Informing management about unlawful workplace discrimination or filing a Charge is “protected activity” under Title VII of the Civil Rights Act of 1964 (“Title VII”), which includes an anti-retaliation provision prohibiting management from subjecting an employee to an “adverse action,” like, maybe, and depending on the facts, excluding said employee from activities and communications.

But maybe not.

Karla does not tell the writer whether the “chill” she detects or the opportunity she missed out on was retaliation - and she’s right not to do so. She’s not a lawyer.

She doesn’t even play one on TV!

The writer’s current workplace predicament could be retaliation … or there could be some other legitimate reason that management awarded this opportunity to another person.

The writer - and her counsel - will have to make that causal connection between any perceived adverse action and the writer’s complaint (the protected activity).

Employer Takeaways

Employers exacerbate the situation when they retaliate against an employee who has complained about discrimination or harassment. What should employers do?

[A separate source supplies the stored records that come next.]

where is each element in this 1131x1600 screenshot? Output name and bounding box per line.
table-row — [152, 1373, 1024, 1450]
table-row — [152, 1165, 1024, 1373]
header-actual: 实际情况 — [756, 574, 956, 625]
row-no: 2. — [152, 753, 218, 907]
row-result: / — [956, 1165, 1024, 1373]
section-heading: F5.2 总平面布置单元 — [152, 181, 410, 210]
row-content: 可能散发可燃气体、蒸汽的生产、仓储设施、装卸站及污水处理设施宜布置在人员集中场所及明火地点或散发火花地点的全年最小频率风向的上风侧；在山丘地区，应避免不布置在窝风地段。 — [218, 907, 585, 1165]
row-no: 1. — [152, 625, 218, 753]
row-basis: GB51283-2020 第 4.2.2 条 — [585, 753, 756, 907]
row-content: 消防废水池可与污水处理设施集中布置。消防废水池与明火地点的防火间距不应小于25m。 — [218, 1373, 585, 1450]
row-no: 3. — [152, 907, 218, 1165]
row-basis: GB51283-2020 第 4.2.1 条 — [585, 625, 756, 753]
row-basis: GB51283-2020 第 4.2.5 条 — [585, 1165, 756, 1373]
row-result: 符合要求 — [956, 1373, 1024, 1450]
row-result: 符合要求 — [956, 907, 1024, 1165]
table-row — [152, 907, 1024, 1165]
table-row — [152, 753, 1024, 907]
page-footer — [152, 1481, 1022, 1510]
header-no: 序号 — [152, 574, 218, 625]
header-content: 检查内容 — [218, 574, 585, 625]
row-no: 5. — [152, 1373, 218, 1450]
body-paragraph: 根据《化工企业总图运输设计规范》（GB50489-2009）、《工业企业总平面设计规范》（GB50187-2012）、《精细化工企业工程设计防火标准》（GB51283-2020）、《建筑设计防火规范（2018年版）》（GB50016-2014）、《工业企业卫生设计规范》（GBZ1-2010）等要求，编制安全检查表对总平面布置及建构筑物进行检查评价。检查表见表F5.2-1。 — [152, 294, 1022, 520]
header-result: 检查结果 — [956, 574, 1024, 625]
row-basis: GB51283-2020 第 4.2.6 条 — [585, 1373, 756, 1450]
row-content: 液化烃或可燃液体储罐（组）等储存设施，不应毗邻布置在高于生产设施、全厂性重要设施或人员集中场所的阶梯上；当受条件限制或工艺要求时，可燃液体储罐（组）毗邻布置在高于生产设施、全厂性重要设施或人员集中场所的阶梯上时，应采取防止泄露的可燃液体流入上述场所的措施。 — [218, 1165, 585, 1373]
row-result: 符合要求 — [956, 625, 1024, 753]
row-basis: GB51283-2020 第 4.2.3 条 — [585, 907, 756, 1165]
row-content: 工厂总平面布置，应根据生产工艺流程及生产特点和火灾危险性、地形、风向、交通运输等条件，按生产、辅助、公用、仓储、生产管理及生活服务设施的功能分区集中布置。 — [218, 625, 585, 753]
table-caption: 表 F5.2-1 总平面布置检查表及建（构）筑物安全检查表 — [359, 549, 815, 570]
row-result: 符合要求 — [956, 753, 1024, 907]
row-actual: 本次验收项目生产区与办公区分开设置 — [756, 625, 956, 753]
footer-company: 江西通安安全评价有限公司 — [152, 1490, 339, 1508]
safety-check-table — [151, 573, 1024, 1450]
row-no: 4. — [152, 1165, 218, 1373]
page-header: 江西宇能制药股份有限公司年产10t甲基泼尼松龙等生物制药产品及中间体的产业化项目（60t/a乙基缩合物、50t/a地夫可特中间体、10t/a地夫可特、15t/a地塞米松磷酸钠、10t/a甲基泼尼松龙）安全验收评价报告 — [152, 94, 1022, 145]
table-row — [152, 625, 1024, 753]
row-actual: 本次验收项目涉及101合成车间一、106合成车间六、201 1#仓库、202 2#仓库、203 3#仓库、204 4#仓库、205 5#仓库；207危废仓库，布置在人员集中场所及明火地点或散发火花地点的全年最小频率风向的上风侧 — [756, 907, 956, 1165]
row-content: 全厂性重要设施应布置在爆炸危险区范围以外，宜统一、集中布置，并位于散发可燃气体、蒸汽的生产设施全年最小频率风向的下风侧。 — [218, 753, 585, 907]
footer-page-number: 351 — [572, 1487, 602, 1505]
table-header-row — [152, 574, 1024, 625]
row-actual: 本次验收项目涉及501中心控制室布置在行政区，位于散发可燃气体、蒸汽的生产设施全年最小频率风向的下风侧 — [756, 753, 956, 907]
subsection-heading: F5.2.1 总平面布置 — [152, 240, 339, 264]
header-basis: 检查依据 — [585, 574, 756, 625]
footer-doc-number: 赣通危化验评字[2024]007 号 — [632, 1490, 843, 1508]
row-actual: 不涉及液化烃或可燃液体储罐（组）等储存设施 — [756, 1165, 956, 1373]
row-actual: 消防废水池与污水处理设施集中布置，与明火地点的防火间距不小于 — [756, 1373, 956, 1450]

  1. Policies. Have strong, clear anti-discrimination, anti-harassment, and anti-retaliation policies and procedures set forth in your employee manuals and handbooks and follow your policy. An employee handbook should describe prohibited conduct and provide clear examples of retaliation that managers may not otherwise realize are actionable.

  2. Managers. Clarify to management that if an employee reports conduct that could constitute sex, race, age, disability, or some other form of discrimination or harassment, that person will not suffer retaliation.

  3. Reporting. Employers might arrange a reporting mechanism for employee concerns about retaliation and information as to how such concerns might be resolved.

  4. Accountability. Provide a clear explanation that retaliation can be subject to discipline, up to and including termination.

  5. Educate management. Otherwise known as training, but I prefer the term “education.” Training done right is a marvelous thing. Doing it right means interactive training for employees, supervisors, C-suite, and HR staff, too, so that they can recognize, respond to, and prevent unlawful harassment (based on disability, sex, race, etc.). Training should include realistic examples, fact-based scenarios, pop quizzes, whatever.

    The point is: HR and supervisors must recognize poor behavior, investigate it, and then follow the company’s policies to address and correct it. Training “done right” includes ensuring that senior leaders promote anti-harassment training and anti-discrimination/ harassment policies to demonstrate the company’s commitment to enforcement of its EEO policies.

Finally, employers should remember that it is far, far, FAR easier to prove retaliation than the underlying discrimination — and  easier to create a retaliation situation if you or your workforce don’t know how to deal with a charge or claim or complaint of discrimination.